I stepped aside to set myself apart from the happy ones as they filed into the lobby. I looked for the girl.

She was standing in the road watching the bride being swallowed by her new family, her face starched and covetous as the gate was wheeled closed. Our eyes met and I gave her a little smile. She didn’t return it. She didn’t have to. My money was hers now and she could do what she wanted with it.

‘I know where there are butterflies,’ I said. ‘I can take you to see them.’

‘I must go,’ she said.

‘Okay. Thank you.’

‘I hope you don’t die.’

‘Thanks. You too.’

She turned and crossed the road and kept on walking. I waited until she was a speck and then I went back to the room to get my things together. I smelled her as soon as I walked in. I cried briefly for my loss.

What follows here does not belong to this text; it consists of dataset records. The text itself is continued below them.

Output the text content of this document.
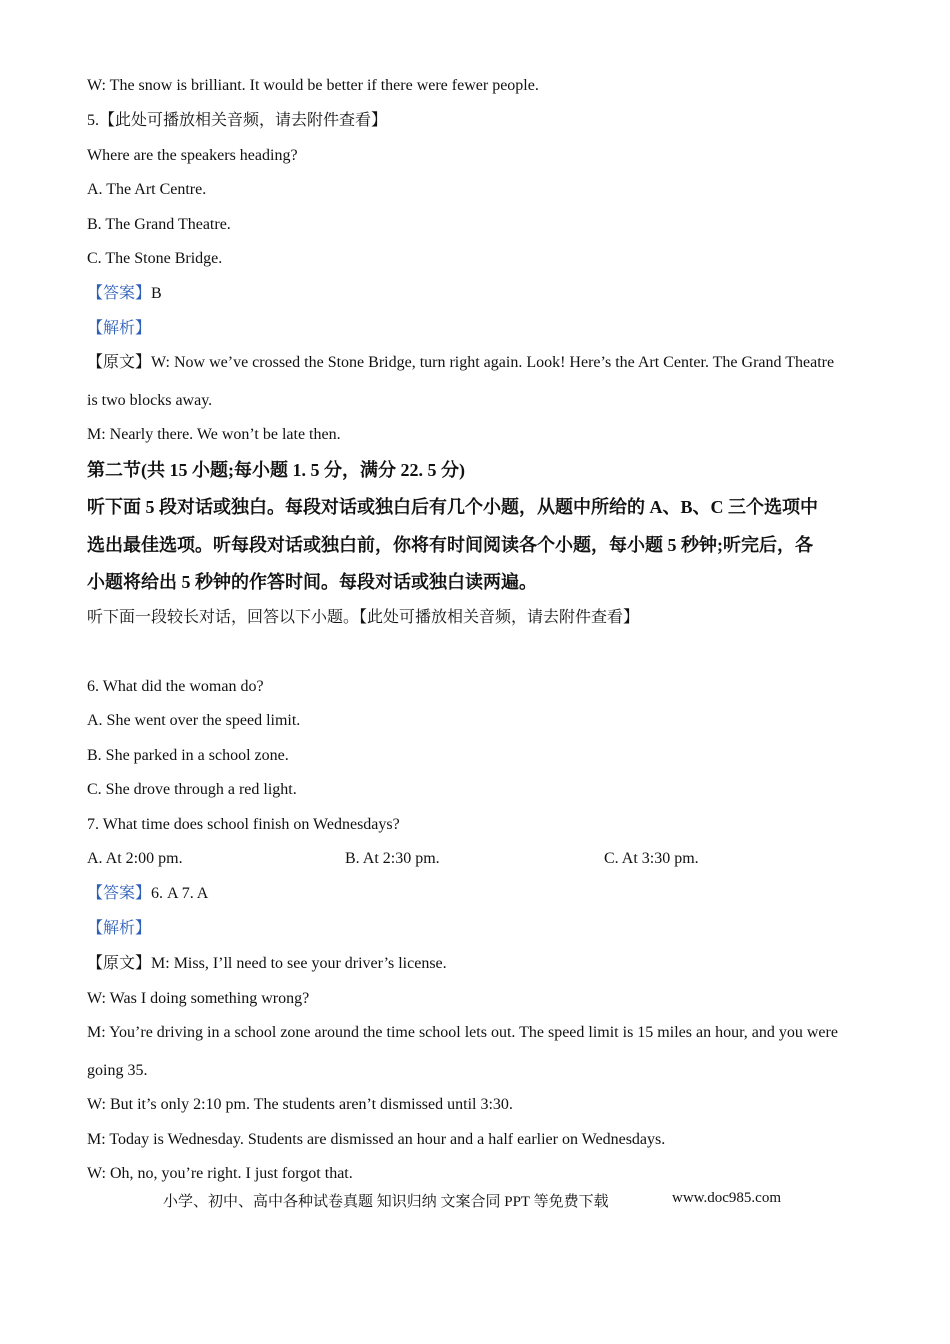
W: The snow is brilliant. It would be better if there were fewer people.
5.【此处可播放相关音频，请去附件查看】
Where are the speakers heading?
A. The Art Centre.
B. The Grand Theatre.
C. The Stone Bridge.
【答案】B
【解析】
【原文】W: Now we’ve crossed the Stone Bridge, turn right again. Look! Here’s the Art Center. The Grand Theatre
is two blocks away.
M: Nearly there. We won’t be late then.
第二节(共 15 小题;每小题 1. 5 分，满分 22. 5 分)
听下面 5 段对话或独白。每段对话或独白后有几个小题，从题中所给的 A、B、C 三个选项中
选出最佳选项。听每段对话或独白前，你将有时间阅读各个小题，每小题 5 秒钟;听完后，各
小题将给出 5 秒钟的作答时间。每段对话或独白读两遍。
听下面一段较长对话，回答以下小题。【此处可播放相关音频，请去附件查看】
6. What did the woman do?
A. She went over the speed limit.
B. She parked in a school zone.
C. She drove through a red light.
7. What time does school finish on Wednesdays?
A. At 2:00 pm.	B. At 2:30 pm.	C. At 3:30 pm.
【答案】6. A 7. A
【解析】
【原文】M: Miss, I’ll need to see your driver’s license.
W: Was I doing something wrong?
M: You’re driving in a school zone around the time school lets out. The speed limit is 15 miles an hour, and you were
going 35.
W: But it’s only 2:10 pm. The students aren’t dismissed until 3:30.
M: Today is Wednesday. Students are dismissed an hour and a half earlier on Wednesdays.
W: Oh, no, you’re right. I just forgot that.
小学、初中、高中各种试卷真题 知识归纳 文案合同 PPT 等免费下载	www.doc985.com
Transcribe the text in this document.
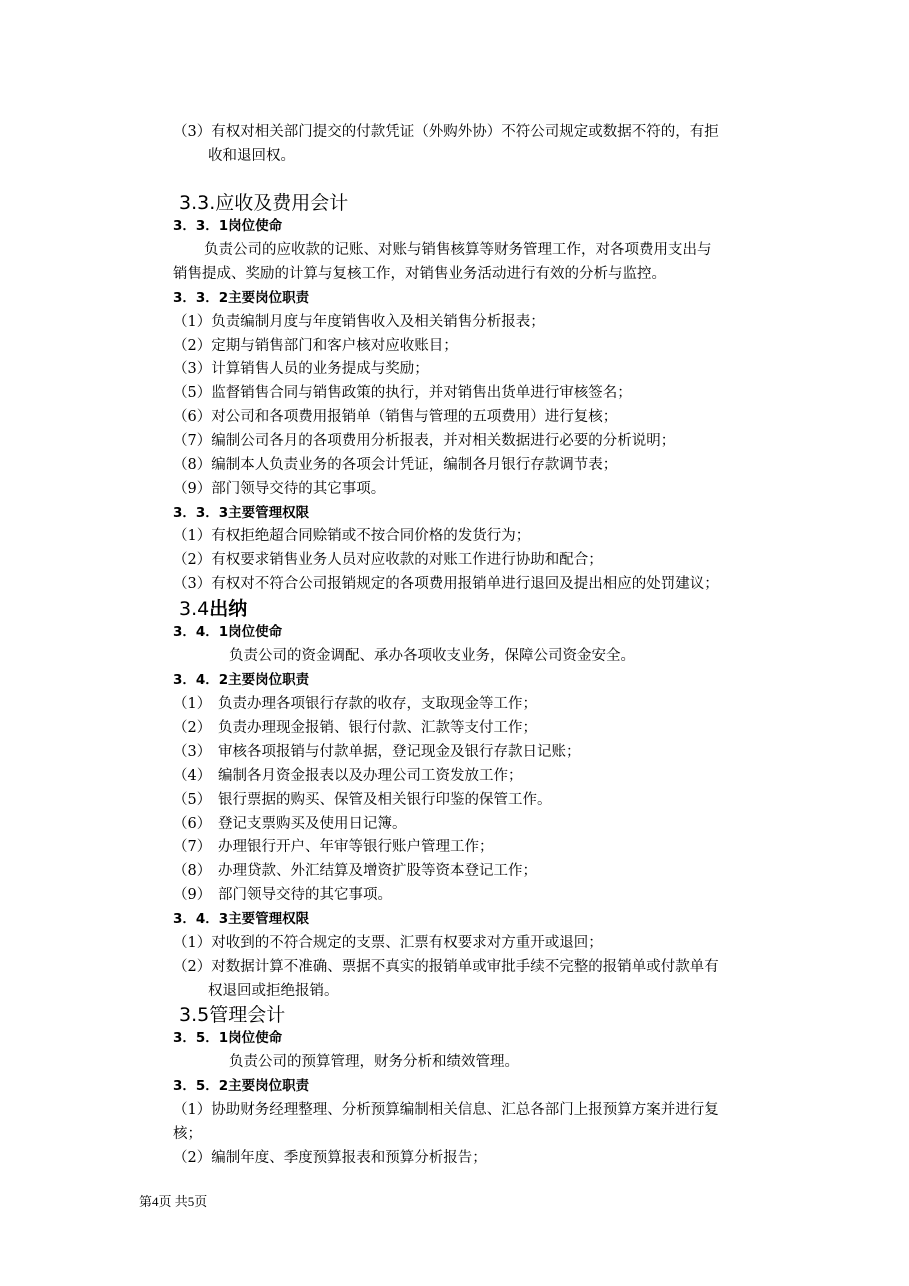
（3）有权对相关部门提交的付款凭证（外购外协）不符公司规定或数据不符的，有拒
收和退回权。
3.3.应收及费用会计
3．3．1岗位使命
负责公司的应收款的记账、对账与销售核算等财务管理工作，对各项费用支出与
销售提成、奖励的计算与复核工作，对销售业务活动进行有效的分析与监控。
3．3．2主要岗位职责
（1）负责编制月度与年度销售收入及相关销售分析报表；
（2）定期与销售部门和客户核对应收账目；
（3）计算销售人员的业务提成与奖励；
（5）监督销售合同与销售政策的执行，并对销售出货单进行审核签名；
（6）对公司和各项费用报销单（销售与管理的五项费用）进行复核；
（7）编制公司各月的各项费用分析报表，并对相关数据进行必要的分析说明；
（8）编制本人负责业务的各项会计凭证，编制各月银行存款调节表；
（9）部门领导交待的其它事项。
3．3．3主要管理权限
（1）有权拒绝超合同赊销或不按合同价格的发货行为；
（2）有权要求销售业务人员对应收款的对账工作进行协助和配合；
（3）有权对不符合公司报销规定的各项费用报销单进行退回及提出相应的处罚建议；
3.4出纳
3．4．1岗位使命
负责公司的资金调配、承办各项收支业务，保障公司资金安全。
3．4．2主要岗位职责
（1） 负责办理各项银行存款的收存，支取现金等工作；
（2） 负责办理现金报销、银行付款、汇款等支付工作；
（3） 审核各项报销与付款单据，登记现金及银行存款日记账；
（4） 编制各月资金报表以及办理公司工资发放工作；
（5） 银行票据的购买、保管及相关银行印鉴的保管工作。
（6） 登记支票购买及使用日记簿。
（7） 办理银行开户、年审等银行账户管理工作；
（8） 办理贷款、外汇结算及增资扩股等资本登记工作；
（9） 部门领导交待的其它事项。
3．4．3主要管理权限
（1）对收到的不符合规定的支票、汇票有权要求对方重开或退回；
（2）对数据计算不准确、票据不真实的报销单或审批手续不完整的报销单或付款单有
权退回或拒绝报销。
3.5管理会计
3．5．1岗位使命
负责公司的预算管理，财务分析和绩效管理。
3．5．2主要岗位职责
（1）协助财务经理整理、分析预算编制相关信息、汇总各部门上报预算方案并进行复
核；
（2）编制年度、季度预算报表和预算分析报告；
第4页 共5页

I took the train back to Airoli, breathing in the dust from the open door and thinking about the approaching rain. How heavy it might be and how fast it might fill me up if I stood very still with my mouth wide open to the sky. I bought a bunch of blackened bananas from a child with eyes dimmed by illiteracy and the smoke of rubbish fires. I gave them to Bibhuti’s neighbour when I got back, to feed his addiction to beauty.

Bibhuti was on tenterhooks. I told him I’d behaved myself and he embraced me like a long-lost friend. He hadn’t been convinced that I’d return.

‘What made you think that?’ I asked.

‘I imagined you might go home and leave me without hope. It has been a difficult time for you.’

‘I wouldn’t do that. I made you a promise and I’m gonna keep it.’

His relief was startling and I had to sit down. It felt good to be missed.

22

I was beating the life out of Bibhuti with a baseball bat when my first monsoon broke. Jolly Boy was timing me on his stopwatch.

‘Faster, Uncle, faster! Hit him more harder!’

‘It kills your arms though.’

The sweat was falling off me in waves. I felt sick to my stomach but I’d come too far to give up now.

Bibhuti was standing with his legs spread apart for balance, his body tensed like it was holding a high note. His face holy cow serene as I piled into him, bouncing the bat off his shoulders and his shins and his thighs, his back where the crocodile bites were shining. He made a tree of himself and took it, let out a satisfied little grunt whenever I hit a sweet spot.